Diseñar solo para el usuario ya no es suficiente.

Diseñar solo para el usuario ya no es suficiente.

Un buen producto digital resuelve el problema del usuario. Un gran producto también tiene sentido para el negocio, es sostenible en el tiempo y apunta al futuro. Por qué el diseño tiene que ampliar su radio — y cómo incorporar esa visión desde el primer día del proyecto.

Durante años, la promesa del diseño centrado en el usuario fue suficiente. Entiende bien a la persona que usa tu producto, diseña pensando en ella, y el resultado será mejor que el de tu competidor que diseña pensando en la tecnología o en el proceso interno.

Esa promesa sigue siendo verdad. Pero ya no es toda la verdad.

Los problemas que las organizaciones traen al diseño hoy son más complejos que eso. No se trata solo de que la app sea fácil de usar. Se trata de que el servicio que hay detrás sea sostenible — económica, operativa y medioambientalmente. De que la experiencia que construyes hoy tenga sentido dentro de cinco años, cuando el contexto regulatorio, tecnológico y social haya cambiado. Y de que el valor que genera ese producto sea real y medible, no solo para el usuario, sino para el negocio y para el entorno en el que opera.

La trampa de la pantalla bien diseñada

El diseño centrado en el usuario tiene un punto ciego que pocas veces se nombra: está muy bien en el presente, pero es corto de miras en el tiempo.

Una interfaz que reduce la fricción en un proceso hoy puede quedar obsoleta si el proceso entero desaparece mañana. Un chatbot que resuelve dudas con eficiencia puede destruir la confianza del cliente si la empresa no ha pensado qué pasa cuando el chatbot se equivoca, quién responde y cómo se recupera la relación.

El diseño que solo mira al usuario ve la mitad del problema. La otra mitad es el contexto — el negocio, la organización, el entorno y el tiempo.

Cuatro perspectivas que el diseño no puede ignorar

En EGGS hemos aprendido — trabajando durante más de una década en banca, energía, seguros e industria — que los proyectos que funcionan de verdad son los que incorporan estas cuatro perspectivas desde el principio, no como capas que se añaden al final:

Las personas. El usuario sigue siendo el centro. Pero "usuario" incluye a todos los que interactúan con el servicio: el cliente, el empleado que lo opera, el ciudadano que se ve afectado sin elegirlo. El diseño empático tiene que ampliar su radio.

El negocio. Un buen producto que no tiene modelo de negocio sostenible no dura. El diseño tiene que entender qué genera valor económico, dónde están los costes y cómo las decisiones de experiencia afectan a los resultados del negocio. No para que el diseñador haga de financiero — sino para que las decisiones de diseño y las de negocio se tomen con el mismo mapa.
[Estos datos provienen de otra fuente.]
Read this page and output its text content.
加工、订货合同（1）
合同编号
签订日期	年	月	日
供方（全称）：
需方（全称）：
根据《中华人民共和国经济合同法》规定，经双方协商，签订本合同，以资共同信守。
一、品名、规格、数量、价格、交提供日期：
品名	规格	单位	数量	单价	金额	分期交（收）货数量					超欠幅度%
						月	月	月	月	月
El planeta y el entorno. El impacto medioambiental y social del diseño digital ya no es un tema de responsabilidad corporativa — es un criterio de diseño. En el Reino Unido, los proyectos de servicio público tienen que demostrar impacto social medible. En Europa, la regulación de IA obliga a pensar en los efectos sobre grupos vulnerables. Ignorar esta dimensión no es neutralidad — es una decisión que tiene consecuencias.

El futuro. Ninguna organización diseña para hoy solamente. El producto que se lanza ahora va a existir en un contexto que en cinco años será diferente: nuevas tecnologías, nuevos competidores, nuevas expectativas de usuario, nueva regulación. Diseñar sin esa visión de largo plazo es construir sobre arenas movedizas.

No es complejidad añadida — es honestidad sobre el problema

Esta forma de trabajar no hace el diseño más lento ni más complicado. Lo hace más honesto.

Cuando incorporas la perspectiva de negocio desde el inicio, evitas el problema más común en los proyectos de diseño: que el resultado sea correcto para el usuario pero inviable para la organización. Cuando incorporas la perspectiva de impacto, evitas diseñar soluciones que funcionan para el grupo que tienes en el radar y generan problemas para el grupo que no estás mirando. Y cuando incorporas la visión de futuro, evitas entregar un producto que es perfecto para el problema de hoy y completamente inadecuado para el de dentro de tres años.

El diseño que vale algo tiene que asumir esa complejidad. No para quedarse paralizado en ella, sino para tomar mejores decisiones dentro de ella.

Ese es el estándar que nos exigimos en EGGS. Y es el estándar que creemos que debería exigirse el diseño en general.